Gospodarze jeszcze przed przerwą wyszli na prowadzenie. Zespół z Bielska-Białej odpowiedział bramką dopiero po godzinie gry. Faulowany przed linią pola karnego był Krzysztof Chrapek, a do piłki ustawionej na szesnastym metrze podszedł Dariusz Kołodziej. Doświadczony pomocnik technicznie przymierzył z rzutu wolnego na tyle precyzyjnie, że piłka zaskoczyła bramkarza Skalnika i wpadła do siatki.

Osiem minut później zespół Dariusza Mrózka wyszedł na prowadzenie. Po zagraniu ręką w polu karnym gospodarzy, arbiter wskazał na "wapno" a do piłki podszedł Maciej Felsch. Gospodarze doprowadzili do remisu na dwie minuty przed końcem gry.

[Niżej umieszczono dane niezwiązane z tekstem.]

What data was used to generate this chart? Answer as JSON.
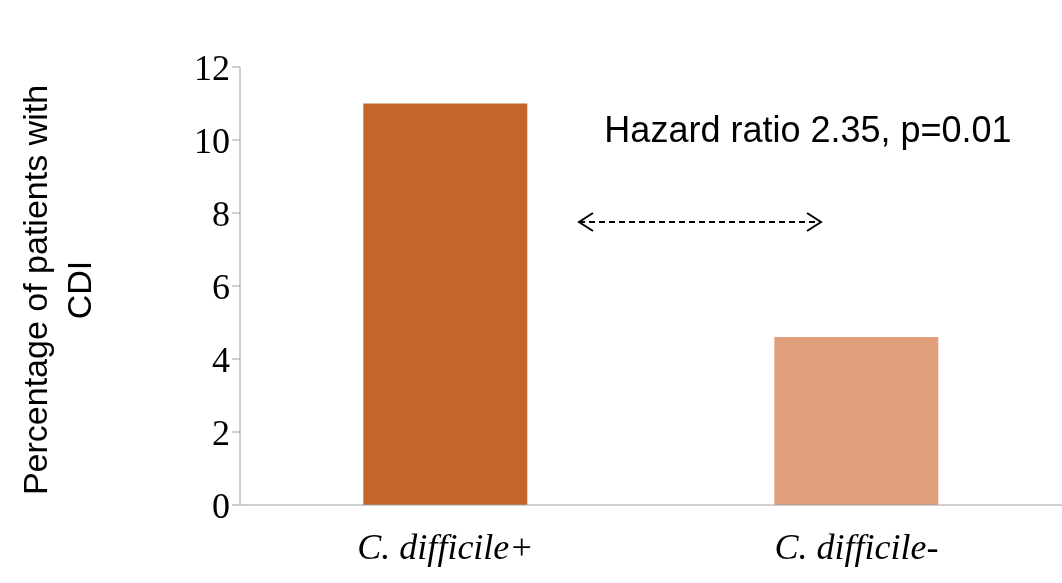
{
  "chart_data": {
    "type": "bar",
    "ylabel": "Percentage of patients with CDI",
    "categories": [
      "C. difficile+",
      "C. difficile-"
    ],
    "values": [
      11.0,
      4.6
    ],
    "colors": [
      "#c4652e",
      "#e0a07c"
    ],
    "ylim": [
      0,
      12
    ],
    "yticks": [
      0,
      2,
      4,
      6,
      8,
      10,
      12
    ],
    "annotations": [
      "Hazard ratio 2.35, p=0.01"
    ]
  }
}
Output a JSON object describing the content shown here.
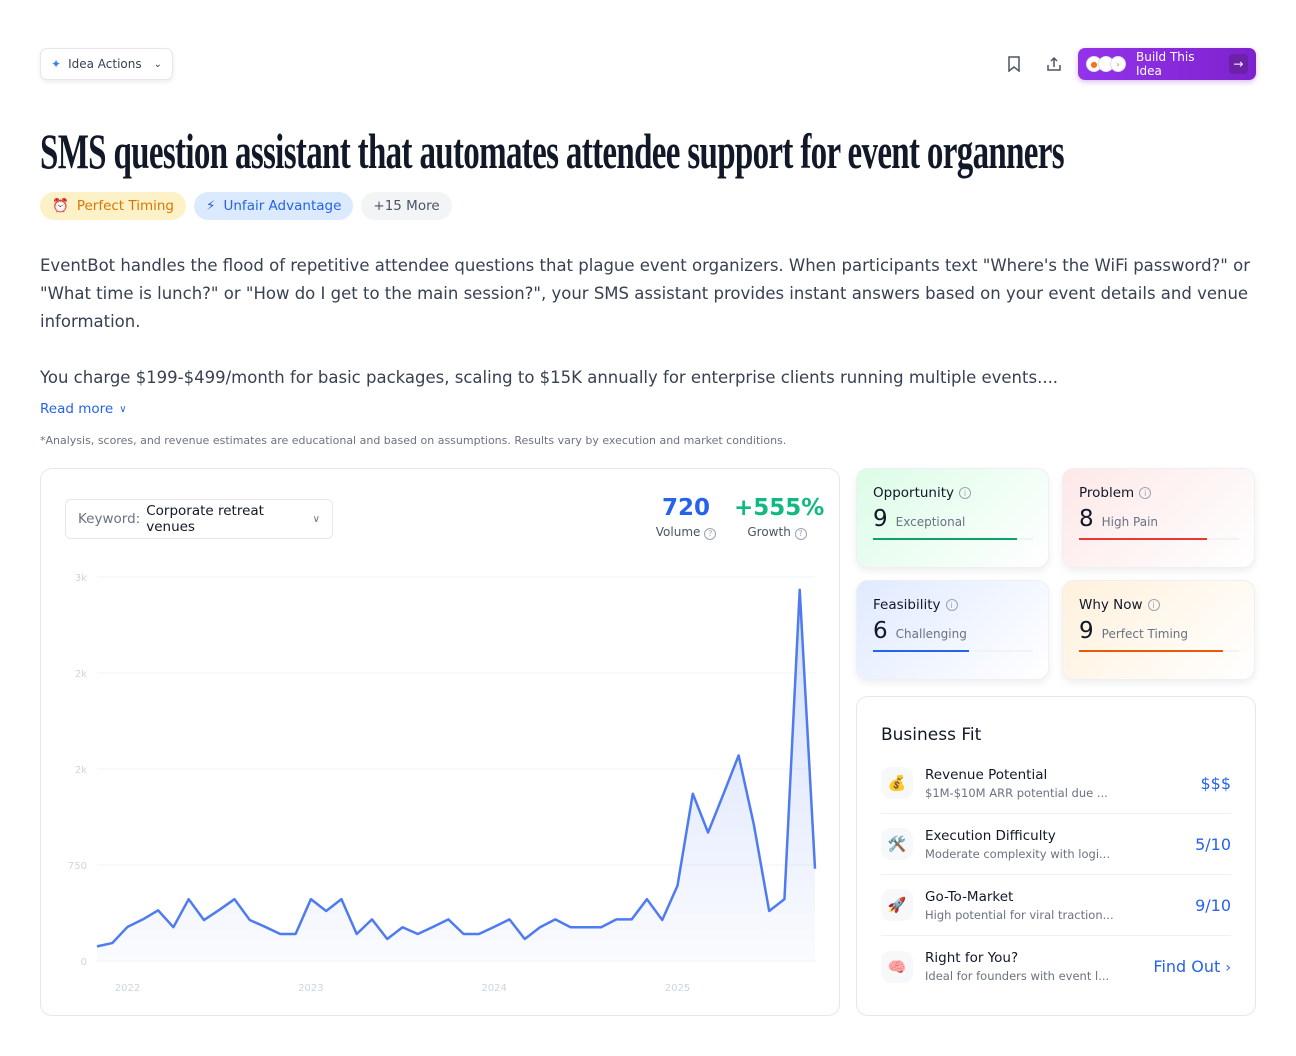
{
  "header": {
    "idea_actions": "Idea Actions",
    "build_label": "Build This Idea"
  },
  "title": "SMS question assistant that automates attendee support for event organners",
  "tags": [
    {
      "icon": "⏰",
      "label": "Perfect Timing"
    },
    {
      "icon": "⚡",
      "label": "Unfair Advantage"
    },
    {
      "label": "+15 More"
    }
  ],
  "description": [
    "EventBot handles the flood of repetitive attendee questions that plague event organizers. When participants text \"Where's the WiFi password?\" or \"What time is lunch?\" or \"How do I get to the main session?\", your SMS assistant provides instant answers based on your event details and venue information.",
    "You charge $199-$499/month for basic packages, scaling to $15K annually for enterprise clients running multiple events...."
  ],
  "read_more": "Read more",
  "disclaimer": "*Analysis, scores, and revenue estimates are educational and based on assumptions. Results vary by execution and market conditions.",
  "keyword": {
    "label": "Keyword:",
    "value": "Corporate retreat venues"
  },
  "stats": {
    "volume": "720",
    "volume_label": "Volume",
    "growth": "+555%",
    "growth_label": "Growth"
  },
  "chart_data": {
    "type": "area",
    "ylim": [
      0,
      3000
    ],
    "yticks": [
      {
        "v": 0,
        "label": "0"
      },
      {
        "v": 750,
        "label": "750"
      },
      {
        "v": 1500,
        "label": "2k"
      },
      {
        "v": 2250,
        "label": "2k"
      },
      {
        "v": 3000,
        "label": "3k"
      }
    ],
    "xticks": [
      {
        "i": 2,
        "label": "2022"
      },
      {
        "i": 14,
        "label": "2023"
      },
      {
        "i": 26,
        "label": "2024"
      },
      {
        "i": 38,
        "label": "2025"
      }
    ],
    "values": [
      114,
      140,
      267,
      325,
      396,
      264,
      483,
      320,
      399,
      483,
      320,
      267,
      211,
      211,
      483,
      391,
      483,
      211,
      325,
      172,
      264,
      211,
      267,
      325,
      211,
      211,
      267,
      325,
      172,
      264,
      325,
      264,
      264,
      264,
      325,
      325,
      483,
      320,
      589,
      1307,
      1004,
      1302,
      1606,
      1064,
      391,
      483,
      2900,
      721
    ],
    "grid": true,
    "color": "#4f7bf0"
  },
  "scores": [
    {
      "label": "Opportunity",
      "value": "9",
      "desc": "Exceptional",
      "fraction": 0.9,
      "color": "#10a06a",
      "bg": "linear-gradient(135deg,#dcfce7,#fff)"
    },
    {
      "label": "Problem",
      "value": "8",
      "desc": "High Pain",
      "fraction": 0.8,
      "color": "#e53935",
      "bg": "linear-gradient(135deg,#fde8e8,#fff)"
    },
    {
      "label": "Feasibility",
      "value": "6",
      "desc": "Challenging",
      "fraction": 0.6,
      "color": "#2563eb",
      "bg": "linear-gradient(135deg,#e0eaff,#fff)"
    },
    {
      "label": "Why Now",
      "value": "9",
      "desc": "Perfect Timing",
      "fraction": 0.9,
      "color": "#ea580c",
      "bg": "linear-gradient(135deg,#fff1dc,#fff)"
    }
  ],
  "business_fit": {
    "title": "Business Fit",
    "rows": [
      {
        "icon": "💰",
        "title": "Revenue Potential",
        "sub": "$1M-$10M ARR potential due ...",
        "value": "$$$"
      },
      {
        "icon": "🛠️",
        "title": "Execution Difficulty",
        "sub": "Moderate complexity with logi...",
        "value": "5/10"
      },
      {
        "icon": "🚀",
        "title": "Go-To-Market",
        "sub": "High potential for viral traction...",
        "value": "9/10"
      },
      {
        "icon": "🧠",
        "title": "Right for You?",
        "sub": "Ideal for founders with event l...",
        "value": "Find Out"
      }
    ]
  }
}
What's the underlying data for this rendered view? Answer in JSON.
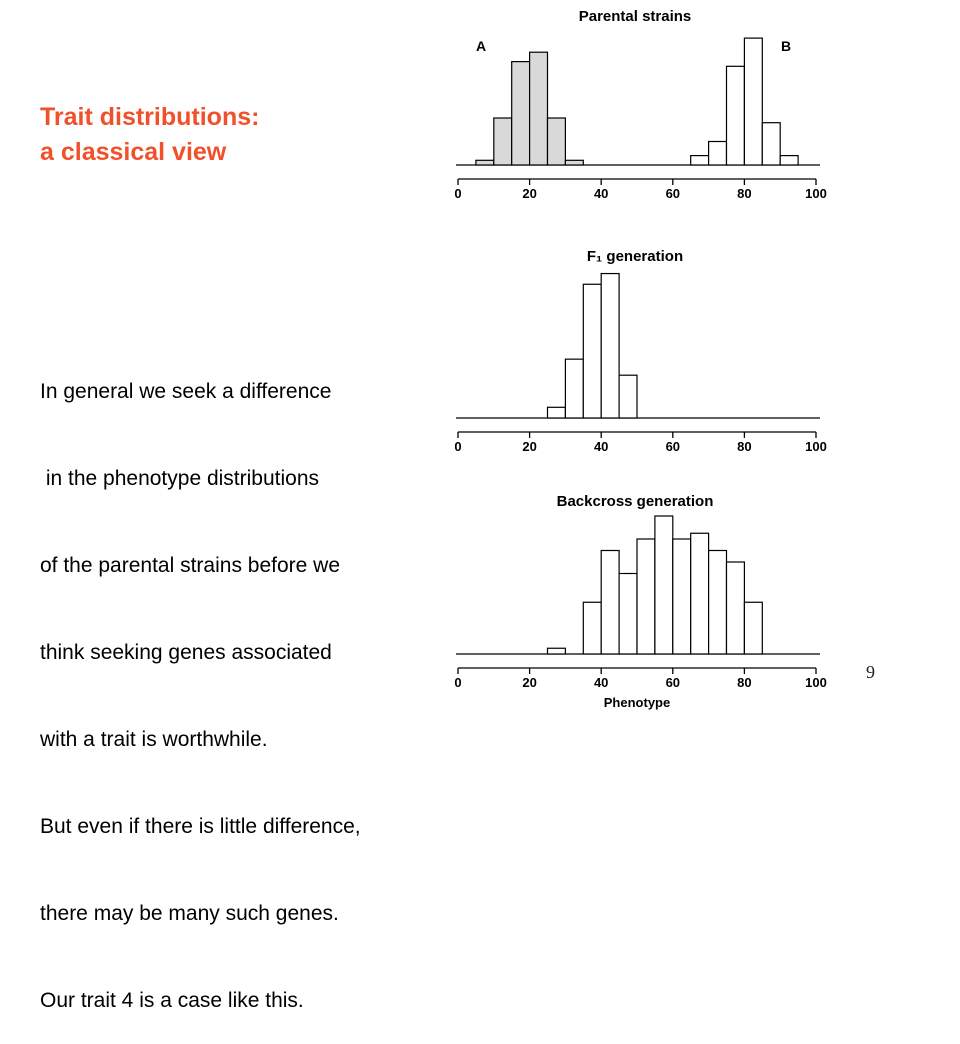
{
  "slide": {
    "title_lines": [
      "Trait distributions:",
      "a classical view"
    ],
    "body_lines": [
      "In general we seek a difference",
      " in the phenotype distributions",
      "of the parental strains before we",
      "think seeking genes associated",
      "with a trait is worthwhile.",
      "But even if there is little difference,",
      "there may be many such genes.",
      "Our trait 4 is a case like this."
    ],
    "page_number": "9",
    "colors": {
      "title": "#f0502a",
      "parent_a_fill": "#d9d9d9",
      "bar_fill_other": "#ffffff",
      "stroke": "#000000"
    }
  },
  "chart_data": [
    {
      "type": "bar",
      "title": "Parental strains",
      "xlabel": "",
      "xlim": [
        0,
        100
      ],
      "xticks": [
        "0",
        "20",
        "40",
        "60",
        "80",
        "100"
      ],
      "bin_width": 5,
      "series": [
        {
          "name": "A",
          "bins_start": [
            5,
            10,
            15,
            20,
            25,
            30
          ],
          "values": [
            1,
            10,
            22,
            24,
            10,
            1
          ]
        },
        {
          "name": "B",
          "bins_start": [
            65,
            70,
            75,
            80,
            85,
            90
          ],
          "values": [
            2,
            5,
            21,
            27,
            9,
            2
          ]
        }
      ]
    },
    {
      "type": "bar",
      "title": "F₁ generation",
      "xlabel": "",
      "xlim": [
        0,
        100
      ],
      "xticks": [
        "0",
        "20",
        "40",
        "60",
        "80",
        "100"
      ],
      "bin_width": 5,
      "series": [
        {
          "bins_start": [
            25,
            30,
            35,
            40,
            45
          ],
          "values": [
            2,
            11,
            25,
            27,
            8
          ]
        }
      ]
    },
    {
      "type": "bar",
      "title": "Backcross generation",
      "xlabel": "Phenotype",
      "xlim": [
        0,
        100
      ],
      "xticks": [
        "0",
        "20",
        "40",
        "60",
        "80",
        "100"
      ],
      "bin_width": 5,
      "series": [
        {
          "bins_start": [
            25,
            35,
            40,
            45,
            50,
            55,
            60,
            65,
            70,
            75,
            80
          ],
          "values": [
            1,
            9,
            18,
            14,
            20,
            24,
            20,
            21,
            18,
            16,
            9
          ]
        }
      ]
    }
  ]
}
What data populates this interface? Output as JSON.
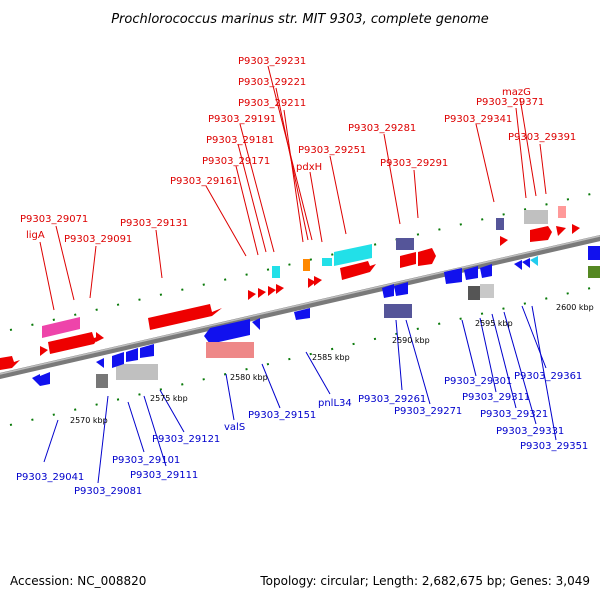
{
  "title": "Prochlorococcus marinus str. MIT 9303, complete genome",
  "footer": {
    "accession": "Accession: NC_008820",
    "topology": "Topology: circular; Length: 2,682,675 bp; Genes: 3,049"
  },
  "colors": {
    "forward_label": "#dd0000",
    "reverse_label": "#0000cc",
    "backbone": "#7a7a7a",
    "tick_mark": "#0a7a0a"
  },
  "scale_ticks": [
    "2570 kbp",
    "2575 kbp",
    "2580 kbp",
    "2585 kbp",
    "2590 kbp",
    "2595 kbp",
    "2600 kbp"
  ],
  "top_labels": [
    "P9303_29231",
    "P9303_29221",
    "P9303_29211",
    "P9303_29191",
    "P9303_29181",
    "P9303_29171",
    "pdxH",
    "P9303_29251",
    "P9303_29161",
    "P9303_29281",
    "P9303_29291",
    "mazG",
    "P9303_29371",
    "P9303_29341",
    "P9303_29391",
    "P9303_29071",
    "ligA",
    "P9303_29091",
    "P9303_29131"
  ],
  "bottom_labels": [
    "P9303_29041",
    "P9303_29081",
    "P9303_29101",
    "P9303_29111",
    "P9303_29121",
    "valS",
    "P9303_29151",
    "pnlL34",
    "P9303_29261",
    "P9303_29271",
    "P9303_29301",
    "P9303_29311",
    "P9303_29321",
    "P9303_29331",
    "P9303_29351",
    "P9303_29361"
  ]
}
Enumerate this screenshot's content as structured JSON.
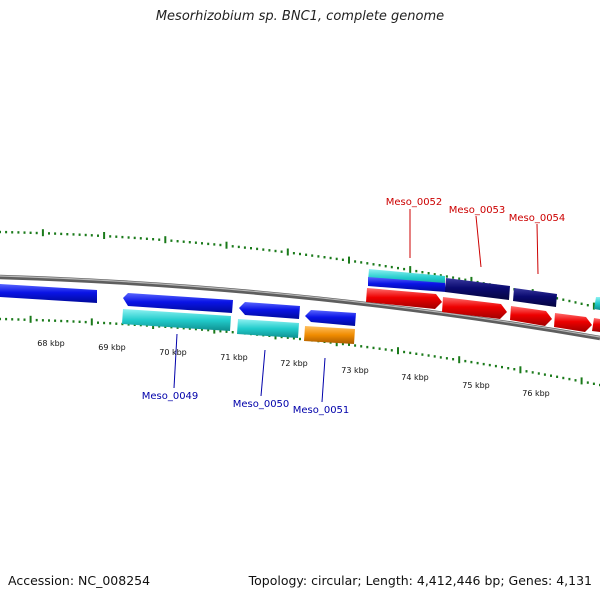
{
  "title": "Mesorhizobium sp. BNC1, complete genome",
  "footer": {
    "accession": "Accession: NC_008254",
    "topology": "Topology: circular; Length: 4,412,446 bp; Genes: 4,131"
  },
  "scale_labels": [
    "68 kbp",
    "69 kbp",
    "70 kbp",
    "71 kbp",
    "72 kbp",
    "73 kbp",
    "74 kbp",
    "75 kbp",
    "76 kbp"
  ],
  "gene_labels": {
    "forward": [
      "Meso_0052",
      "Meso_0053",
      "Meso_0054"
    ],
    "reverse": [
      "Meso_0049",
      "Meso_0050",
      "Meso_0051"
    ]
  },
  "colors": {
    "forward_label": "#cc0000",
    "reverse_label": "#0000aa",
    "tick": "#1a7a1a",
    "backbone": "#7a7a7a",
    "blue": "#0a14e6",
    "navy": "#0a0a70",
    "cyan": "#22cccc",
    "orange": "#f08c00",
    "red": "#ee0000"
  }
}
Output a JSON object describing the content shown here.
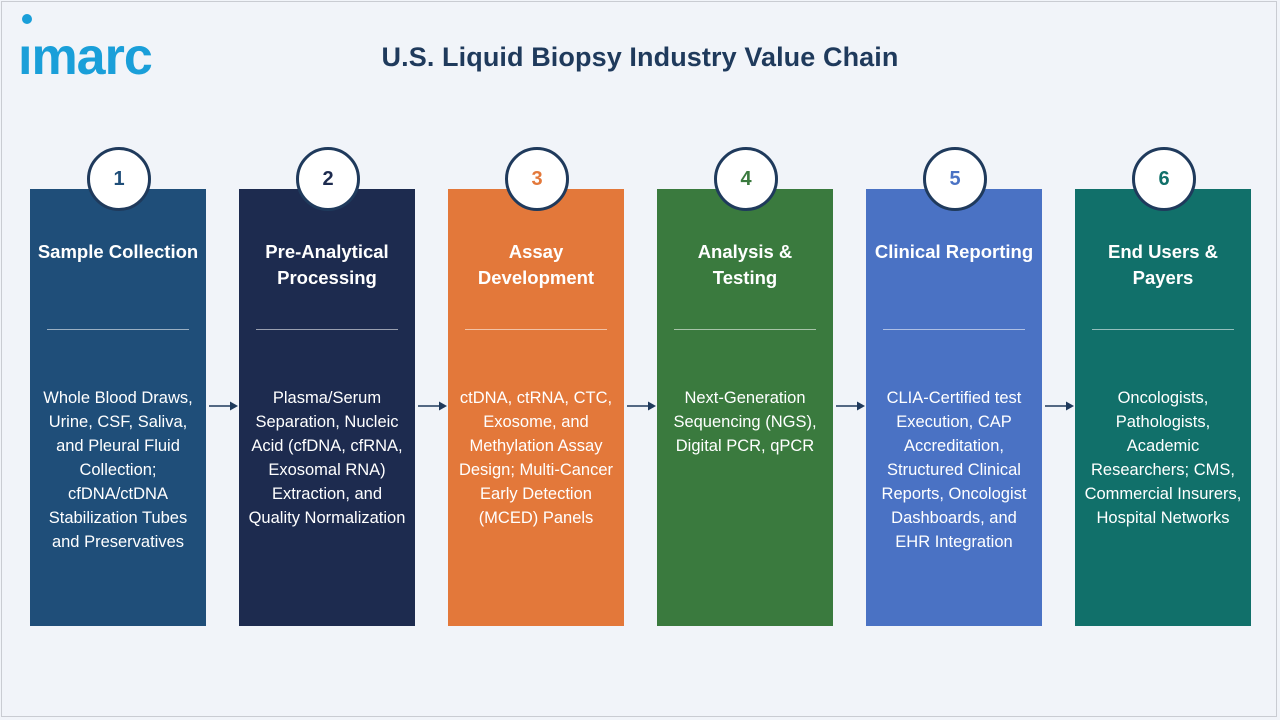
{
  "logo": {
    "text": "imarc",
    "color": "#1a9fd9"
  },
  "title": "U.S. Liquid Biopsy Industry Value Chain",
  "steps": [
    {
      "number": "1",
      "heading": "Sample Collection",
      "desc": "Whole Blood Draws, Urine, CSF, Saliva, and Pleural Fluid Collection; cfDNA/ctDNA Stabilization Tubes and Preservatives",
      "color": "#1f4e79",
      "number_color": "#1f4e79"
    },
    {
      "number": "2",
      "heading": "Pre-Analytical Processing",
      "desc": "Plasma/Serum Separation, Nucleic Acid (cfDNA, cfRNA, Exosomal RNA) Extraction, and Quality Normalization",
      "color": "#1d2b4f",
      "number_color": "#1d2b4f"
    },
    {
      "number": "3",
      "heading": "Assay Development",
      "desc": "ctDNA, ctRNA, CTC, Exosome, and Methylation Assay Design; Multi-Cancer Early Detection (MCED) Panels",
      "color": "#e3783a",
      "number_color": "#e3783a"
    },
    {
      "number": "4",
      "heading": "Analysis & Testing",
      "desc": "Next-Generation Sequencing (NGS), Digital PCR, qPCR",
      "color": "#3a7a3e",
      "number_color": "#3a7a3e"
    },
    {
      "number": "5",
      "heading": "Clinical Reporting",
      "desc": "CLIA-Certified test Execution, CAP Accreditation, Structured Clinical Reports, Oncologist Dashboards, and EHR Integration",
      "color": "#4a72c4",
      "number_color": "#4a72c4"
    },
    {
      "number": "6",
      "heading": "End Users & Payers",
      "desc": "Oncologists, Pathologists, Academic Researchers; CMS, Commercial Insurers, Hospital Networks",
      "color": "#11706a",
      "number_color": "#11706a"
    }
  ],
  "colors": {
    "arrow": "#1f3a5c",
    "badge_border": "#1f3a5c",
    "background": "#f1f4f9"
  }
}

Skalnik Gracze - Podbeskidzie 2:2 (1:0)
Bramki: Kołodziej (60'), Felsch (68' z karnego)

Podbeskidzie II: Madejski - Łaciak, Flesch, Kuszmider, Handzlik - Gladus, Kołodziej, Pielichowski (46. Walkiewicz), Byrski - Jonkisz (65. Chmielewski), Chrapek.